L’initiative, organisée le 26 juin, est partie de l’Assemblée citoyenne de Sotteville (AC), qui réunit des Gilets jaunes et des citoyenEs de Sotteville et d’ailleurs, depuis plus de 3 mois.

Face au matraquage, à la traque, aux blessures, aux amendes, aux poursuites judiciaires dont sont victimes les Gilets jaunes, il est apparu impossible de les laisser isolés, sans que le mouvement syndical, associatif, politique apporte son soutien aux victimes. Au-delà, l’idée était d’impulser une réelle convergence de tous les secteurs de la population confrontés à la répression, dans les entreprises, parmi les militantEs syndicalistes, les salariéEs, les militantEs écologistes, les migrants, les jeunes des quartiers, etc.

Gilets jaunes, avocatEs, street medics…

Les Assises n’ont pas été faciles à organiser car l’AC, structure informelle, inhabituelle, heurte syndicats et associations.
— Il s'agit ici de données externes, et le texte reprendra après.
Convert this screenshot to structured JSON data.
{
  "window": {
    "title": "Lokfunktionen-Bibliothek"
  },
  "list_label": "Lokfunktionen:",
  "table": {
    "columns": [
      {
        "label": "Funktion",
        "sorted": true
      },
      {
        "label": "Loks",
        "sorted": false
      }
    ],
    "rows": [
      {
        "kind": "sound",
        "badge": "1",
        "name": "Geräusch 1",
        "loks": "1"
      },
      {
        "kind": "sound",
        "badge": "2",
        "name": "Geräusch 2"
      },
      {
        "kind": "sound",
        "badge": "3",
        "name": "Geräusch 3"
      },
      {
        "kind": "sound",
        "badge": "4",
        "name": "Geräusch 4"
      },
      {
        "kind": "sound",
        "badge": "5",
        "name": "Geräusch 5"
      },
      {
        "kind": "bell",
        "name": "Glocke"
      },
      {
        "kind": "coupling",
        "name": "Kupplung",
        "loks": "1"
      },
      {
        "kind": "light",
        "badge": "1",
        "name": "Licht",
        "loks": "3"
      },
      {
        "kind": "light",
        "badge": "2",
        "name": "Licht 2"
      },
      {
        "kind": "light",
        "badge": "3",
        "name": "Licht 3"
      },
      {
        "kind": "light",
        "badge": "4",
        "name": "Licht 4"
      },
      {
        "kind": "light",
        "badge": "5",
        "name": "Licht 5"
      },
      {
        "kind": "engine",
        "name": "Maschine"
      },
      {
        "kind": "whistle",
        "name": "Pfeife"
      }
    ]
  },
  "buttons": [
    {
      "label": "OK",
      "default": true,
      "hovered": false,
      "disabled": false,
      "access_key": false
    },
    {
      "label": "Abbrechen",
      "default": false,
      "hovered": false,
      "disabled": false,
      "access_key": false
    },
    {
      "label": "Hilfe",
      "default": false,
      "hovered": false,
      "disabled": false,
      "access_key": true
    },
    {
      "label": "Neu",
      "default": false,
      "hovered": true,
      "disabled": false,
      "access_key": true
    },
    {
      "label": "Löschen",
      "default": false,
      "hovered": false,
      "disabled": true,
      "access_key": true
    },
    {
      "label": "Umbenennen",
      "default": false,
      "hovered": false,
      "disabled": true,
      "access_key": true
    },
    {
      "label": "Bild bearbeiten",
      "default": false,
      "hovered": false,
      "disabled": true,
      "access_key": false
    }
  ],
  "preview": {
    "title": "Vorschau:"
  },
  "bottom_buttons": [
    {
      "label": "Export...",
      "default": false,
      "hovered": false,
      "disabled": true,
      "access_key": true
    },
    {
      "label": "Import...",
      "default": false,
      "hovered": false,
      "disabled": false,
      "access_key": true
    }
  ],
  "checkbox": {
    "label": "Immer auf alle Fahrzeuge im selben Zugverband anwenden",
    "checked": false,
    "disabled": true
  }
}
Nous avons finalement obtenu les signatures de partis politiques de la gauche radicale, de certaines associations et de deux syndicats, Solidaires et l’UD CGT. C’était important, même si on peut regretter que beaucoup se soient contentés de signer sans vraiment mobiliser. L’AC voulait que cette réunion ait lieu dans un espace public. Mais ni la préfecture ni la mairie ne voyaient d’un bon œil un rassemblement avec des Gilets jaunes dans Rouen... 
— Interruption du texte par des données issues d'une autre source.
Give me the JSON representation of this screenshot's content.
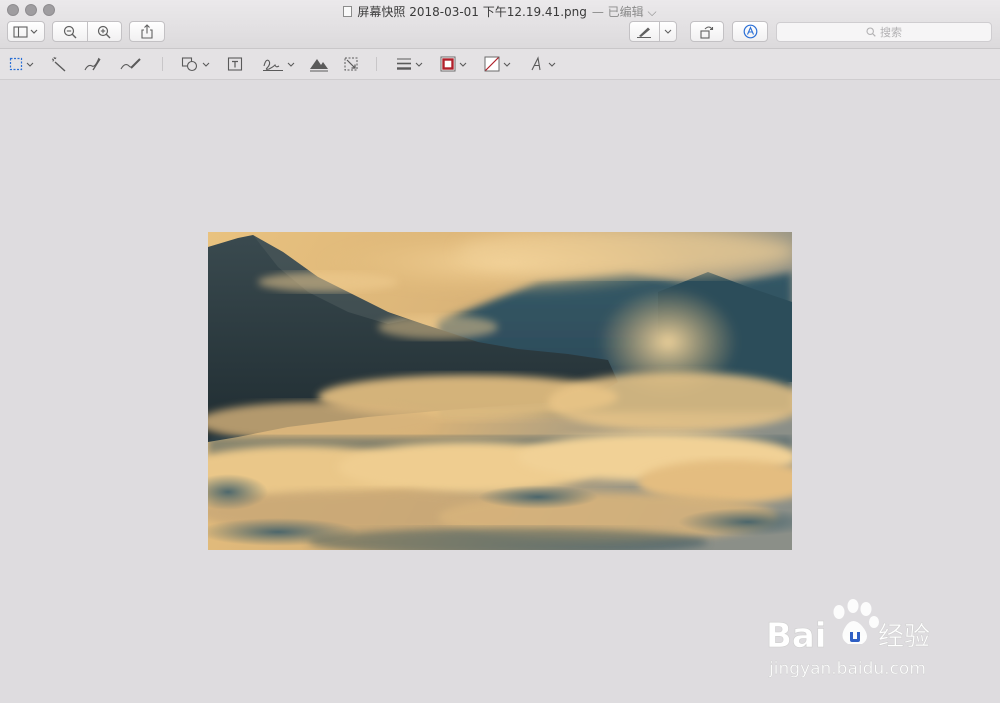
{
  "window": {
    "title": "屏幕快照 2018-03-01 下午12.19.41.png",
    "edited_label": "— 已编辑 ⌵"
  },
  "toolbar": {
    "search_placeholder": "搜索",
    "sidebar_icon": "sidebar-icon",
    "zoom_out_icon": "zoom-out-icon",
    "zoom_in_icon": "zoom-in-icon",
    "share_icon": "share-icon",
    "markup_pen_icon": "pen-icon",
    "rotate_icon": "rotate-icon",
    "markup_icon": "markup-circle-icon"
  },
  "markup_toolbar": {
    "tools": [
      "rectangular-selection-icon",
      "instant-alpha-icon",
      "sketch-icon",
      "draw-icon",
      "shapes-icon",
      "text-box-icon",
      "signature-icon",
      "adjust-color-icon",
      "adjust-size-icon",
      "line-style-icon",
      "border-color-icon",
      "fill-color-icon",
      "text-style-icon"
    ],
    "border_color": "#b0202a"
  },
  "watermark": {
    "brand": "Bai",
    "brand2": "du",
    "product": "经验",
    "url": "jingyan.baidu.com"
  },
  "colors": {
    "background": "#dedcdf",
    "accent": "#2a6fd6"
  }
}
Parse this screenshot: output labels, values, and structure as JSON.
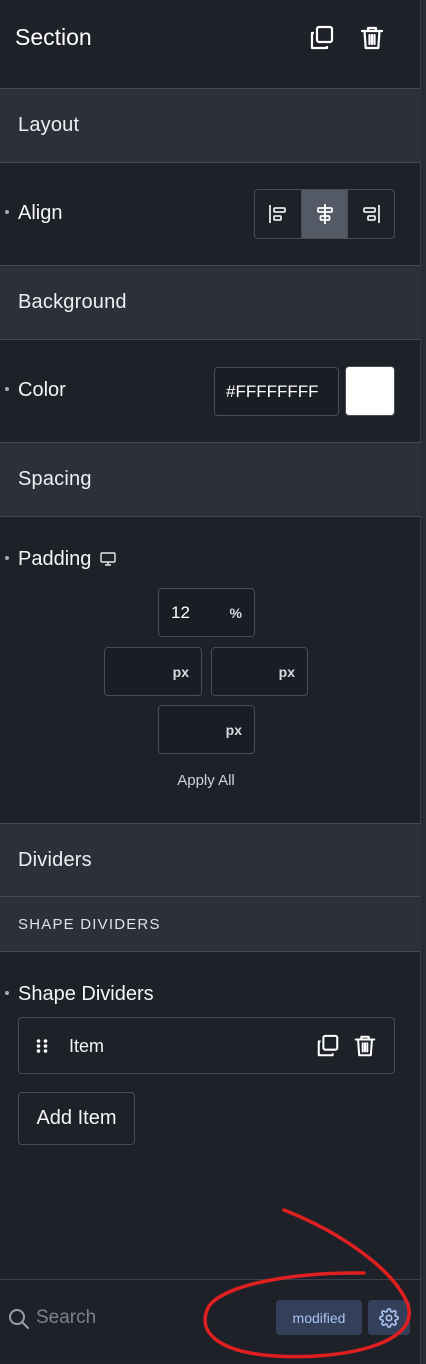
{
  "header": {
    "title": "Section"
  },
  "groups": {
    "layout": "Layout",
    "background": "Background",
    "spacing": "Spacing",
    "dividers": "Dividers",
    "shape_dividers_sub": "SHAPE DIVIDERS"
  },
  "align": {
    "label": "Align",
    "options": [
      "align-left-icon",
      "align-center-icon",
      "align-right-icon"
    ],
    "selected": "center"
  },
  "color": {
    "label": "Color",
    "value": "#FFFFFFFF",
    "swatch": "#FFFFFF"
  },
  "padding": {
    "label": "Padding",
    "device_icon": "desktop-icon",
    "top": {
      "value": "12",
      "unit": "%"
    },
    "left": {
      "value": "",
      "unit": "px"
    },
    "right": {
      "value": "",
      "unit": "px"
    },
    "bottom": {
      "value": "",
      "unit": "px"
    },
    "apply_all": "Apply All"
  },
  "shape_dividers": {
    "label": "Shape Dividers",
    "items": [
      {
        "label": "Item"
      }
    ],
    "add_label": "Add Item"
  },
  "footer": {
    "search_placeholder": "Search",
    "badge": "modified"
  },
  "colors": {
    "panel_bg": "#1f2129",
    "group_bg": "#2d3039",
    "active_segment": "#545966",
    "badge_bg": "#34405a",
    "badge_text": "#a9c3f2",
    "annotation": "#e02020"
  }
}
La réunion a tout de même eu lieu et a été une réussite : 250 personnes. Des témoignages de victimes de violences, dont une majorité de femmes ; des interventions d’avocatEs engagéEs au côté des Gilets jaunes ; les streets medics, elles et eux aussi en butte aux violences des flics quand ils viennent secourir les manifestantEs blessés ; une journaliste a témoigné des atteintes à la liberté de la presse, montrant qu’il ne faut pas mettre touTEs les journalistes dans le même panier. Des représentantEs de Solidaires et de l’UD CGT ont apporté leur soutien. Deux Gilets jaunes actifs au rond-point des Vaches ont pris la parole : l’un pour dénoncer l’État policier et appeler à la convergence ; l’autre pour raconter comment, le jour même, un Gilet jaune avait été attaqué à coups de taser et interpellé car il n’avait pas ses papiers lors d’un contrôle d’identité ! 
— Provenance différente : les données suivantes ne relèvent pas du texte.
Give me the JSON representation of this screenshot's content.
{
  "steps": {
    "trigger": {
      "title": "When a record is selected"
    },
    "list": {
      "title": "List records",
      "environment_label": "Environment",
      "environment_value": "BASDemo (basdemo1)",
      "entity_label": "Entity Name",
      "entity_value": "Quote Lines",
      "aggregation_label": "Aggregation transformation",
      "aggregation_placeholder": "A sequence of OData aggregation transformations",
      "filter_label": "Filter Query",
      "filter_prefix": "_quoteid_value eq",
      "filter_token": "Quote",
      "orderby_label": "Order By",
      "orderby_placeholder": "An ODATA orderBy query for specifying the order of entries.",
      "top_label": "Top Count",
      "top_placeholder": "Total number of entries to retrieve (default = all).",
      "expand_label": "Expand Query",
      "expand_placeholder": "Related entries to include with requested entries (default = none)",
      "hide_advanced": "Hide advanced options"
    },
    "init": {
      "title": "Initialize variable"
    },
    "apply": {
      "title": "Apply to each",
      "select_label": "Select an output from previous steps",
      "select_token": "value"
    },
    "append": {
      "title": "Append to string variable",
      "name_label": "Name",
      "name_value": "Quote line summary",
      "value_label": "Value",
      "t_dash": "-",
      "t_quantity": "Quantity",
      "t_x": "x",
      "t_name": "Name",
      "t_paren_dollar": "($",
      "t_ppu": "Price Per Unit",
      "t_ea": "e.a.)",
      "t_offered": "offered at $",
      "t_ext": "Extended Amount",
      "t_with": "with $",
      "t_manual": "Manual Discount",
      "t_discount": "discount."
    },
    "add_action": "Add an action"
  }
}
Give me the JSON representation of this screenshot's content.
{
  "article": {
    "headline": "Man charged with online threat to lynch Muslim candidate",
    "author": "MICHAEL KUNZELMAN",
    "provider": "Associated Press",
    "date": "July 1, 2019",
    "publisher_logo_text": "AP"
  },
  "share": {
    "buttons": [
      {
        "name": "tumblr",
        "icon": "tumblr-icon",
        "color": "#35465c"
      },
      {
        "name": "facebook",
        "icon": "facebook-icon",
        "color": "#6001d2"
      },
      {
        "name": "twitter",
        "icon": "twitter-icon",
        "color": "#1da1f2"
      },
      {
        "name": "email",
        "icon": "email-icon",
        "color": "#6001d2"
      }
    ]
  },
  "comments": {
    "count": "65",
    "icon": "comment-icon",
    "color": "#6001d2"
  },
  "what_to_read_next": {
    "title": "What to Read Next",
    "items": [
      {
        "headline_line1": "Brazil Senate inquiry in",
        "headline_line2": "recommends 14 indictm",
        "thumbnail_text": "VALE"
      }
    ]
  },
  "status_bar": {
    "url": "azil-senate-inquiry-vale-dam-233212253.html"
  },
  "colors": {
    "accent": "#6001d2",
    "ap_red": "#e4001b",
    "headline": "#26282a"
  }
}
La soirée s’est terminée, après une pause sandwichs-boissons, par une assemblée-débat, avec 120 personnes. Tout s’est passé dans le calme. Il est vrai qu’on n’a pas vu les forces de l’ordre durant le meeting. Quelques voitures avec policiers en civil (la BAC) ont tourné à la fin, provocateurs, autour de la place, mais ils n’ont pas approché. Une fois la réunion terminée, on a pu sans encombre aller au commissariat pas loin, prendre des nouvelles du copain arrêté le matin.